There is always something supernatural–at least, to this writer’s mind–about an actor or actress being visible posthumously in a film. This curious feeling is accountable to the association of the image, no doubt, with the actuality of the person as he or she was known to have been. It seems that the moving image or shadow should not remain when the mortal substance that brought it to being no longer exists. This feeling is either endorsement of the illusory power of the screen or possibly it betokens the level of this writer’s mentality. But, for all that, it is a reaction which we rather suspect is common to most. And it probably is the human reflex from which “Spitfire” will now draw its most moving effect.
For actually this picture (now showing at the Rivoli) is but a fair motion picture, as motion pictures go. It is an unhurried, nonexplosive and generally sedate narrative report on a man who calmly and efficiently overcame official indifference and disdain in carrying out his dream of building, first, the speediest plane and then the fightingest one. It follows the career of Mitchell (as it is told to a bunch of RAF chaps during a rest in the Battle of Britain) from his first work on the Schneider Cup planes through his discovery that the Nazis were hammering air power and on to his death after finishing the Spitfire. And it emphasizes simply and quite modestly that this earnest, unassuming man, with his vision and inagination, was one of Britain’s immortal heroes.
There is question, first, whether Mitchell was quite the singular seer he is made to appear. Our understanding is that others in England were quite as sensitive to peril as was he, and that the Spitfire was actually designed to fulfull a semi-official request for an interceptor that would climb straight up. Mitchell didn’t have to sell it personally. At least, that’s what we understand. And, as a picture, “Spitfire” has its moments of almost tedious restraint. Apparently, Mr. Howard in making it was determined not to whoop it up, and as a consequence he leaned over backward to the point of monotony. His quiet delineation of a genius and a hero is cinematographically dull.

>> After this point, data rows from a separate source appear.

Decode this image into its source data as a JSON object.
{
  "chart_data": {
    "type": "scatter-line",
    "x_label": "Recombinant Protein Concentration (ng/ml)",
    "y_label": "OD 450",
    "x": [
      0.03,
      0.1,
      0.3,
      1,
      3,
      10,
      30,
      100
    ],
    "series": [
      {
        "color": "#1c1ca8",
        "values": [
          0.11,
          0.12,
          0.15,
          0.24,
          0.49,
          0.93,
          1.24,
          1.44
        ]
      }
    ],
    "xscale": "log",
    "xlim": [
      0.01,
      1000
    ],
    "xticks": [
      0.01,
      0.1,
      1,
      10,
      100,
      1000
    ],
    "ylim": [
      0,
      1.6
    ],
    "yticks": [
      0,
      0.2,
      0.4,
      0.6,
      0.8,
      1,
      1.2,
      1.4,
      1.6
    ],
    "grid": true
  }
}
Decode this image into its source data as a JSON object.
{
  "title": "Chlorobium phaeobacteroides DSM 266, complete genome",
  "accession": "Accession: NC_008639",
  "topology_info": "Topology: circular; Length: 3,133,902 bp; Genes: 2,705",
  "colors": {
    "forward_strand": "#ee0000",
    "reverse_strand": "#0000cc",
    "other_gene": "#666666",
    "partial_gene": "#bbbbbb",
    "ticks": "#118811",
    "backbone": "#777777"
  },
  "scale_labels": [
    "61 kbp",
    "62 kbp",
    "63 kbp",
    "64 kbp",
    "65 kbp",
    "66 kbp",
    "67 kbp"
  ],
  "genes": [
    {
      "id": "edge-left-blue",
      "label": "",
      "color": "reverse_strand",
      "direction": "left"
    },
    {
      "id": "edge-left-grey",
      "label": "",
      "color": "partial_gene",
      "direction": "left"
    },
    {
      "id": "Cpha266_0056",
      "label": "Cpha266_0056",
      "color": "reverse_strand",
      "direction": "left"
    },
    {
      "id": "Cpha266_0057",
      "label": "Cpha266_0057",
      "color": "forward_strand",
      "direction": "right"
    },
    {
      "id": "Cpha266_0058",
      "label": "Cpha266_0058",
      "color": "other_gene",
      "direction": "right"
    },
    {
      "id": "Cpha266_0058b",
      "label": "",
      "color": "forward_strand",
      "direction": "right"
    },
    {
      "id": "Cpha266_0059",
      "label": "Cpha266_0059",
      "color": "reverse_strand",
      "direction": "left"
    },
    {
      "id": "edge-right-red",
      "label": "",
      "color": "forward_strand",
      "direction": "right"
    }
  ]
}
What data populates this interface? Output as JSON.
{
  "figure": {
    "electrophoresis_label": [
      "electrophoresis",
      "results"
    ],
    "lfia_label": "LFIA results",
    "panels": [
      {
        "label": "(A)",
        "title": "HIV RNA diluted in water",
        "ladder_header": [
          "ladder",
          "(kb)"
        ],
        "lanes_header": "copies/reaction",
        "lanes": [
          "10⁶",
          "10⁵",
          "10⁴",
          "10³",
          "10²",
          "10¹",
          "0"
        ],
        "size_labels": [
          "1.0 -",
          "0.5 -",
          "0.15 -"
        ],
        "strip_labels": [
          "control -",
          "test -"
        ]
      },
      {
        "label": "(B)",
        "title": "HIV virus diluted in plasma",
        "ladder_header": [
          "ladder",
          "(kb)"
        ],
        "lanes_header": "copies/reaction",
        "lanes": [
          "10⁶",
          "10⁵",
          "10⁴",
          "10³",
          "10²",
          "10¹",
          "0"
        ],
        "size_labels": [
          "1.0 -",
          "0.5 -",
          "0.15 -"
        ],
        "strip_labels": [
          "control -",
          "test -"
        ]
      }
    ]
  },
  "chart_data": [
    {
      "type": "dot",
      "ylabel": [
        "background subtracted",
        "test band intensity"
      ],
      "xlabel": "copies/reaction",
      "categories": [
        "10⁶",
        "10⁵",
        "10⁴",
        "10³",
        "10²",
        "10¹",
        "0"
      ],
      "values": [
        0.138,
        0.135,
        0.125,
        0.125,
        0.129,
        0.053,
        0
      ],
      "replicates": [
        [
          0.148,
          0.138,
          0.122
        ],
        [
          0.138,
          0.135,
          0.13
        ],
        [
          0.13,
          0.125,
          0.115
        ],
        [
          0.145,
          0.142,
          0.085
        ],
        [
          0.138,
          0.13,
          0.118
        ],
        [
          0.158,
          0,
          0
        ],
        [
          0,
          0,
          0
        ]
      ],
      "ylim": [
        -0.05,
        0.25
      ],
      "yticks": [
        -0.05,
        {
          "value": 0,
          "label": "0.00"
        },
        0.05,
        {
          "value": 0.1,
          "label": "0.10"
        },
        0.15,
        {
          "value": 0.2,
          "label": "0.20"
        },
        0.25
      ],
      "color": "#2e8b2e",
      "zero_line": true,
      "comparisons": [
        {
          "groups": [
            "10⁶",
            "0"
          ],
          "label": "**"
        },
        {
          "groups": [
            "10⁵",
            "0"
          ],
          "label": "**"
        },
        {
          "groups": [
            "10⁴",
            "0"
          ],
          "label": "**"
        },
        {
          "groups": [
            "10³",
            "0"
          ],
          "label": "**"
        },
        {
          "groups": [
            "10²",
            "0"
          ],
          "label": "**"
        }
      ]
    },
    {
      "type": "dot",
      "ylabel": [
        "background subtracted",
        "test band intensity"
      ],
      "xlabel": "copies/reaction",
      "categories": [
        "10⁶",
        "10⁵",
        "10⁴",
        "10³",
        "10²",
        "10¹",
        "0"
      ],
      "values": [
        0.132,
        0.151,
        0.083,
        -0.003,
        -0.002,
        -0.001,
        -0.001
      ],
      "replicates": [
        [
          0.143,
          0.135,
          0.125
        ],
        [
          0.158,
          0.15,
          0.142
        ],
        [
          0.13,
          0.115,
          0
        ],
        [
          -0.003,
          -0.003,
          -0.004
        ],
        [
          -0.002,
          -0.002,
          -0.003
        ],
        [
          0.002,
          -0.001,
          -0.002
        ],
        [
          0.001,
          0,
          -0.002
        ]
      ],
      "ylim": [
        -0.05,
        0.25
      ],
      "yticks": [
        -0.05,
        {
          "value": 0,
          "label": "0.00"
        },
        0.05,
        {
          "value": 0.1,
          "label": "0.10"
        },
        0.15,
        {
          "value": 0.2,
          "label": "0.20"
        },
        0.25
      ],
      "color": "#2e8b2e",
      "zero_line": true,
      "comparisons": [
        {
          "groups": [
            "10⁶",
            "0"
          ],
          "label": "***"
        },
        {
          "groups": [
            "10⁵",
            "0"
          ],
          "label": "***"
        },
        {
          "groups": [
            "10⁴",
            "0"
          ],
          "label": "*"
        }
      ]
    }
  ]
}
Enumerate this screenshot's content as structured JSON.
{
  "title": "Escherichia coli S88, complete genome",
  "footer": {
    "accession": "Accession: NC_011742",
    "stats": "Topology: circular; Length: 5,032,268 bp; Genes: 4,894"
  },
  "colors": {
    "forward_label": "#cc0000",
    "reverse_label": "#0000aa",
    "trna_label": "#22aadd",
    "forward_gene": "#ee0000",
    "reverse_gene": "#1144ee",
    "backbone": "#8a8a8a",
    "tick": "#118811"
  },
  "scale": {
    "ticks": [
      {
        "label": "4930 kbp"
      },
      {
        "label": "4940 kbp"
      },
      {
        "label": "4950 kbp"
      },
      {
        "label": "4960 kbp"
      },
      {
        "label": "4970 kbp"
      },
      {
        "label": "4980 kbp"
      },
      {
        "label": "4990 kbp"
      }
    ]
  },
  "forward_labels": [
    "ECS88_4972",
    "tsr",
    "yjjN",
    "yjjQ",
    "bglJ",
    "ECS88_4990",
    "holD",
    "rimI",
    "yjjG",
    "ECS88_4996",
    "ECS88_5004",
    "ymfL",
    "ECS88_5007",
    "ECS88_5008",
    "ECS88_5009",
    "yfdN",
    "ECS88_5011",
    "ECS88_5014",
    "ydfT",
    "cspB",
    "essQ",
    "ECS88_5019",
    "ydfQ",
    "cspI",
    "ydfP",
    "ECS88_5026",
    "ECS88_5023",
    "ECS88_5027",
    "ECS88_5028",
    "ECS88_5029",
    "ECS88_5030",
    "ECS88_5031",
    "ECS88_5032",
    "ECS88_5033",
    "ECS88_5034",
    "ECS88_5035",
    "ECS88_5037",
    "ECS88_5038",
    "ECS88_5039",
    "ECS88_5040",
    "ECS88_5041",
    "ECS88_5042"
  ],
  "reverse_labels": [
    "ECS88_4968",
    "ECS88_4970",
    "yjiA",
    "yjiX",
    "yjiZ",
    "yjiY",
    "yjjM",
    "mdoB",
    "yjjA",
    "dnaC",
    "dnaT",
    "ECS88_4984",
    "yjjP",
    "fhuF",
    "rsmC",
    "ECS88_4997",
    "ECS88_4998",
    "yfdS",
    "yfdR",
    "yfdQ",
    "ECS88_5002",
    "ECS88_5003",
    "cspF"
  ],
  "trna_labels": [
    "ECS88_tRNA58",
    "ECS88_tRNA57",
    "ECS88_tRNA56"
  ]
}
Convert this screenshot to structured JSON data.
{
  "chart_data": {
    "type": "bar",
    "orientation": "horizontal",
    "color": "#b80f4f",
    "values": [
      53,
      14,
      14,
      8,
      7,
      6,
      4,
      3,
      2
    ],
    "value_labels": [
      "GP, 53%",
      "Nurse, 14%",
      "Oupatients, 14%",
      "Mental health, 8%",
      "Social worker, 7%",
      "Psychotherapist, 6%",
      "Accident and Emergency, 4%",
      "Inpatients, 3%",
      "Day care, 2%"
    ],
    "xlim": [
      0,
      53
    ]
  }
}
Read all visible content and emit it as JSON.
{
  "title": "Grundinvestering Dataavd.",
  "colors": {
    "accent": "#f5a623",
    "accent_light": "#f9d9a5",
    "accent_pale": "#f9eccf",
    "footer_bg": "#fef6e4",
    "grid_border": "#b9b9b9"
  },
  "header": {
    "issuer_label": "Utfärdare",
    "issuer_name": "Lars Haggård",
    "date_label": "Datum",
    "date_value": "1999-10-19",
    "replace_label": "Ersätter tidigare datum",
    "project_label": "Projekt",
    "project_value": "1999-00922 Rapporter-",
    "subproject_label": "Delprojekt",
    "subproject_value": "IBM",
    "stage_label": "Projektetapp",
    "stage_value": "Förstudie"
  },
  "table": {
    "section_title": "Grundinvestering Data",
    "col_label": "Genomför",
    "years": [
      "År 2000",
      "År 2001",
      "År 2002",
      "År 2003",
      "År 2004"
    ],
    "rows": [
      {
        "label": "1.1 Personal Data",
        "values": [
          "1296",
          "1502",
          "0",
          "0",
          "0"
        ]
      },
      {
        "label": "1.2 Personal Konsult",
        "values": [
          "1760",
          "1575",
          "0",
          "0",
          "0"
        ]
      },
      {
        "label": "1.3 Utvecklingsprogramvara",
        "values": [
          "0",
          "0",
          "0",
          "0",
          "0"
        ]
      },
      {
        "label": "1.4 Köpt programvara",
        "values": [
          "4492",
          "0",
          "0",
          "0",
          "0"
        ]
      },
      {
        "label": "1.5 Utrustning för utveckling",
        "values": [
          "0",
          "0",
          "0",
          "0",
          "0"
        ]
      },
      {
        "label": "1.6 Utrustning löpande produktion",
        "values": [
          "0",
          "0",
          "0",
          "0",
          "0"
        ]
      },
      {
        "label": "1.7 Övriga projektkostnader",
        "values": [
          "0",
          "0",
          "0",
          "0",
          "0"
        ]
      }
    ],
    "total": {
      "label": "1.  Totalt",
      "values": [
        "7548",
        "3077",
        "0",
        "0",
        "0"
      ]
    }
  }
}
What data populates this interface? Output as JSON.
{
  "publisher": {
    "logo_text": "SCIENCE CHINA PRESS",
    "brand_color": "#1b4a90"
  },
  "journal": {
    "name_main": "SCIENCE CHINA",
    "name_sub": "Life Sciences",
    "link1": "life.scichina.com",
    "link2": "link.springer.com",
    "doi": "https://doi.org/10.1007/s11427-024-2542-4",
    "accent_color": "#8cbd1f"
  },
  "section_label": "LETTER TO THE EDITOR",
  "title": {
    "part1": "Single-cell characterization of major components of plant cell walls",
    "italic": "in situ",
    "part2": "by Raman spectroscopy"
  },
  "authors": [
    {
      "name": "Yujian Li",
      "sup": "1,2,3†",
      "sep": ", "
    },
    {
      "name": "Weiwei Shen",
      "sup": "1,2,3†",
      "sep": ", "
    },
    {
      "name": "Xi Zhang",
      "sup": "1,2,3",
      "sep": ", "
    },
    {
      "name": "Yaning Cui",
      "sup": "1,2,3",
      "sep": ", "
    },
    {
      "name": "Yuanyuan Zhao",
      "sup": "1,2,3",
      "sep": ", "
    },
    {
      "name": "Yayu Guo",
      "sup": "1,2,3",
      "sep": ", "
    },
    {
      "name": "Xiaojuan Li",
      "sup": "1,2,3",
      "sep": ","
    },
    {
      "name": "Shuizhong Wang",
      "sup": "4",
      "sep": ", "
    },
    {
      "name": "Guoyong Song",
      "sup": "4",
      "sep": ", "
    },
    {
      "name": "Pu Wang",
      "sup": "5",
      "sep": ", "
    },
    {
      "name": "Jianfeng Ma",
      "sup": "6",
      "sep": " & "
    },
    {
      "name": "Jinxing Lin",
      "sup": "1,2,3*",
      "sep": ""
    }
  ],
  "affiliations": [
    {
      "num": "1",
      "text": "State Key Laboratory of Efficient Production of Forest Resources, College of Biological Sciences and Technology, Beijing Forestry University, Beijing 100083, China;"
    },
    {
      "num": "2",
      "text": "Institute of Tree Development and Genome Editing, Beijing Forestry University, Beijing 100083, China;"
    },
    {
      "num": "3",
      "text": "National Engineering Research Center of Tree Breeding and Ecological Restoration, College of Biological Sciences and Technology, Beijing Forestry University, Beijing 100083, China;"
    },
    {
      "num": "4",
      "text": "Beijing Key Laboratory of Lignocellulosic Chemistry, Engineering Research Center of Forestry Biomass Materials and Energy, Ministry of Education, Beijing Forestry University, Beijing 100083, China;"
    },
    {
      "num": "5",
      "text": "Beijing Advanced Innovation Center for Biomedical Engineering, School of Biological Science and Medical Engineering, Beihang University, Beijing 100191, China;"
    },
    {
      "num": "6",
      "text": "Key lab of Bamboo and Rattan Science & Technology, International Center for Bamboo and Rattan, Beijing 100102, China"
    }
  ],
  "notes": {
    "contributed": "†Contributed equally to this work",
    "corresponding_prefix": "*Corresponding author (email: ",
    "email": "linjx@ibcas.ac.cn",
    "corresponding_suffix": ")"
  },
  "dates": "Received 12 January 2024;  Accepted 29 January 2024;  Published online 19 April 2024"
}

But that is peculiarly the quality in the picture which now gives it a strange appeal–that and the fact that fate has so recently played a final hand. For Mr. Howard’s R.J. Mitchell in “Spitfire” is mostly Mr. Howard–or the character he has often played in pictures and which we have often admired–the studious, retiring fellow of a certain melancholy turn of mind which was sweetened by a quiet sense of humor and a deep-rooted self-respect. It was he in “Of Human Bondage,” “The Petrified Forest” and “Intermezzo.” Mr. Howard played the fellow in “Pygmalion,” “Mr. V” and as Ashley Wilkes in “Gone With the Wind.” And now, to see him in “Spitfire” seems almost too relevant for chance.
For Mr. Howard’s parting as Mitchell is too much like his own exit into the blue. The final fade-out of the picture on panes winging toward the clouds is prophetic. “Spitfire” is not the last picture which Mr. Howard has made before he was listed as missing. But it is the last one that we have seen. And if he had consciously designed it, he could not have given himself a more appropriate leave.